There is a requiremets.txt file included in the repository for installing all needed libraries in the correct version.
However, note that some of the libraries can not be installed via a requirements file and have to be installed seperately. In particular, **PyTorch**, **Flair** and **PyCurl**.

 

### Installation

---

In order to use the approaches in this repository some additional files like pretraining checkpoints or additional data sources of the approaches have to be downloaded.

The Matching the Blanks GitHub repository provides a data file for the pre-training process of the BERT model:

* [Pre-training data for MTB training](https://drive.google.com/file/d/1aMiIZXLpO7JF-z_Zte3uH7OCo4Uk_0do/view?usp=sharing)

The authors of the ERNIE approach provide additional data:

* [Pre-trained knowledge embeddings](https://drive.google.com/open?id=14VNvGMtYWxuqT-PWDa8sD0e7hO486i8Y)
* [Pre-trained ERNIE model](https://drive.google.com/open?id=1DVGADbyEgjjpsUlmQaqN6i043SZvHPu5)

The used data for fine-tuning the approaches to the specific tasks are also provided:

* [Training data for FewRel task](https://drive.google.com/file/d/1PsUJJejGVGak--h7bglO34U0ol_7w5fU/view?usp=sharing)
* [Training data for Future Engineering task](https://drive.google.com/file/d/1rfZPmzdhMSeS6DlLPcEUtc20KCQMDnyL/view?usp=sharing)

The Entity-aware BLSTM approach uses pre-trained Glove vectors for word representation (the extracted file should be located in a resource folder inside the approaches folder):

* [GloVe pre-trained word vectors](http://nlp.stanford.edu/data/glove.840B.300d.zip)

 

The dowloaded data can be extracted and moved into the corresponding folder of the approach in the repository.

 

### Usage

---

Each of the above approaches is included in an own Jupyter notebook.

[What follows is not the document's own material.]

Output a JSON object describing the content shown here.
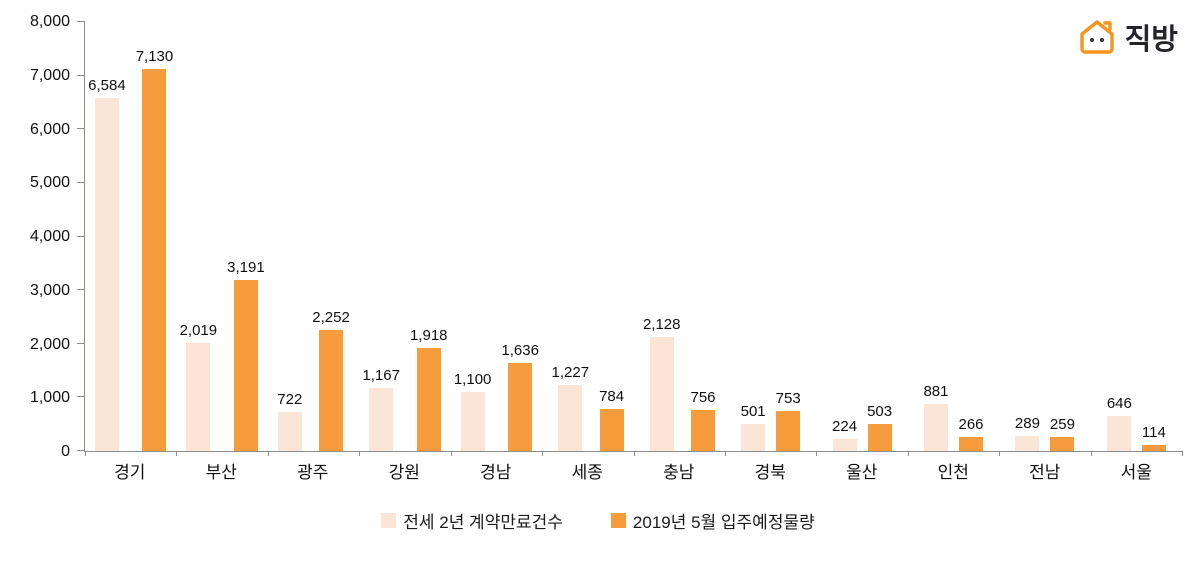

There the approach can be trained on one of the datasets (fine-tuning). At the end of those notebooks all needed information including the trained model weights and additional resources is stored in checkpoint files. This training step is a prerequisite for using the models later for the inference of new sentences in the Text2RelationGraph notebook.

The notebook Text2RelationGraph contains a complete processing from a not annotated text to RDF-Triples building a knowledge graph. Therefore one of the approaches can be chosen dynamically within the notebook. The notebook uses the previously trained and stored information from the approaches individual notebooks.
Additionally an evaluation of all approaches can be done with different datasets. Metrics as accuracy, precision, recall and F1 score are calculated and a confusion matrix is plotted.